In a written statement to GHG Monitor, Sierra Club Senior Managing Attorney Joanne Spalding said that the NGO expects both rulemakings to be finalized “as soon as possible.” “It’s critical that such an important and detailed standard is done right,” Spalding said. “Since the deadline for finalizing these safeguards has passed, as a precautionary move, we have joined other environmental organizations to send a notice of intent letter in order to ensure the EPA finalizes strong safeguards as soon as possible.” EPA did not respond to a request for comment about the letter of intent.

Rule Sets One Standard for All Generation Sources

Proposed by EPA last spring, the standards require all new fossil units above 25 MW to cap CO2 emissions at 1,000 pounds per megawatt-hour, roughly on par with the emissions rate of an unmitigated natural gas combined cycle unit. To comply, project operators must either install carbon capture and storage technology or opt toward other low-carbon sources like natural gas or renewables. In order to incentivize the deployment of CCS technology, EPA said it would be willing to average a unit’s emissions over a 30-year period, which could allow some electric generating units to run unmitigated for the first 10 years of the standard if operators then promise to install and run CCS technology for the next two decades.

The delay of the NSPS was widely expected even last month, given that the agency had not yet submitted the final rulemaking to the White House Office of Management and Budget, which vets all major federal regulations and often takes up to 90 days to do so. Recent reports have indicated that EPA is taking time to retool the standards in order to ensure stronger legal and technical footing for the controversial rulemaking, which is expected to be quickly challenged in court upon finalization. Many have speculated that EPA is in the process of splitting the standards into separate requirements for coal, gas and other sources of generation. Industry groups have long argued that the current technology-neutral rule has no legal precedent and that EPA should set a separate standard for coal in order to ensure a pathway forward for the technology moving forward. Coal companies have warned that the rulemaking, if finalized in its current form, would lead to a “dash for gas” since the technology is still prohibitively expensive.

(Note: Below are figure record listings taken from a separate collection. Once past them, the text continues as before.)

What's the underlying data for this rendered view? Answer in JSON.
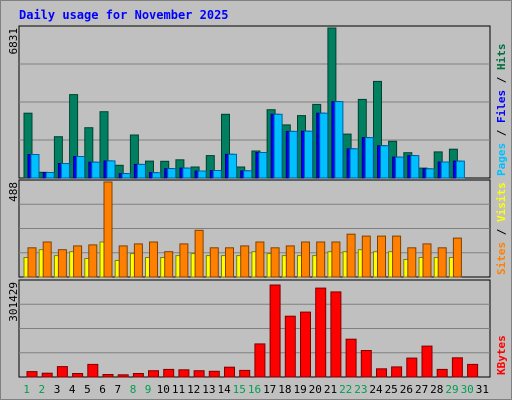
{
  "chart_data": {
    "type": "bar",
    "title": "Daily usage for November 2025",
    "categories": [
      "1",
      "2",
      "3",
      "4",
      "5",
      "6",
      "7",
      "8",
      "9",
      "10",
      "11",
      "12",
      "13",
      "14",
      "15",
      "16",
      "17",
      "18",
      "19",
      "20",
      "21",
      "22",
      "23",
      "24",
      "25",
      "26",
      "27",
      "28",
      "29",
      "30",
      "31"
    ],
    "weekend_days": [
      "1",
      "2",
      "8",
      "9",
      "15",
      "16",
      "22",
      "23",
      "29",
      "30"
    ],
    "panels": [
      {
        "id": "top",
        "ymax_label": "6831",
        "ymax": 6831,
        "legend": [
          "Pages",
          "Files",
          "Hits"
        ],
        "legend_colors": [
          "#00c0ff",
          "#0000ff",
          "#007040"
        ],
        "series": [
          {
            "name": "Hits",
            "values": [
              2950,
              260,
              1880,
              3800,
              2290,
              3020,
              580,
              1960,
              770,
              760,
              830,
              500,
              1020,
              2900,
              500,
              1230,
              3110,
              2420,
              2840,
              3350,
              6831,
              2000,
              3580,
              4400,
              1670,
              1150,
              450,
              1190,
              1310,
              0,
              0
            ]
          },
          {
            "name": "Files",
            "values": [
              1070,
              250,
              660,
              980,
              720,
              780,
              200,
              620,
              240,
              430,
              450,
              320,
              340,
              1080,
              330,
              1160,
              2900,
              2120,
              2130,
              2950,
              3480,
              1330,
              1840,
              1470,
              950,
              1020,
              420,
              730,
              770,
              0,
              0
            ]
          },
          {
            "name": "Pages",
            "values": [
              1070,
              250,
              660,
              980,
              720,
              780,
              200,
              620,
              240,
              430,
              450,
              320,
              340,
              1080,
              330,
              1160,
              2900,
              2120,
              2130,
              2950,
              3480,
              1330,
              1840,
              1470,
              950,
              1020,
              420,
              730,
              770,
              0,
              0
            ]
          }
        ]
      },
      {
        "id": "middle",
        "ymax_label": "488",
        "ymax": 488,
        "legend": [
          "Sites",
          "Visits"
        ],
        "legend_colors": [
          "#ff8000",
          "#ffff00"
        ],
        "series": [
          {
            "name": "Visits",
            "values": [
              100,
              140,
              110,
              130,
              95,
              180,
              85,
              120,
              100,
              100,
              110,
              120,
              110,
              110,
              110,
              130,
              120,
              110,
              110,
              110,
              130,
              130,
              140,
              130,
              130,
              90,
              100,
              100,
              100,
              0,
              0
            ]
          },
          {
            "name": "Sites",
            "values": [
              150,
              180,
              140,
              160,
              165,
              488,
              160,
              170,
              180,
              130,
              170,
              240,
              150,
              150,
              160,
              180,
              150,
              160,
              180,
              180,
              180,
              220,
              210,
              210,
              210,
              150,
              170,
              150,
              200,
              0,
              0
            ]
          }
        ]
      },
      {
        "id": "bottom",
        "ymax_label": "301429",
        "ymax": 301429,
        "legend": [
          "KBytes"
        ],
        "legend_colors": [
          "#ff0000"
        ],
        "series": [
          {
            "name": "KBytes",
            "values": [
              17000,
              12000,
              33000,
              11000,
              40000,
              8000,
              7000,
              11000,
              20000,
              24000,
              23000,
              20000,
              18000,
              31000,
              21000,
              105000,
              292000,
              193000,
              206000,
              282000,
              270000,
              120000,
              84000,
              26000,
              32000,
              60000,
              98000,
              24000,
              61000,
              40000,
              0
            ]
          }
        ]
      }
    ]
  }
}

But environmental groups argue that separate standards are not needed. “A single standard for all fossil-fired power plants is the best way to set this standard,” Rachel Cleetus, a senior climate economist at the Union of Concerned Scientists said in a statement. Natural gas combined cycle “technology is readily available and in wide use today. The CCS-averaging provision included as a compliance option in the standard also allows for a potential way for coal plants with CCS to comply with the standard over time. Setting a separate standard for coal and natural gas-fired plants would greatly weaken the standard’s ability to ensure a transition away from building high carbon electricity generation sources.”

Establishing firm legal footing for the new source standards is important for the agency as it begins eyeing greenhouse gas limits for existing plants, which it cannot begin promulgating until the former is finalized. Perciasepe said last week that the agency hopes to begin work for existing plants beginning in Fiscal Year 2014. “We are looking forward to … working with states on the existing sources, but we’re not quite there yet,” Perciasepe said. “But that’s certainly something that will be on the table during this next fiscal year.”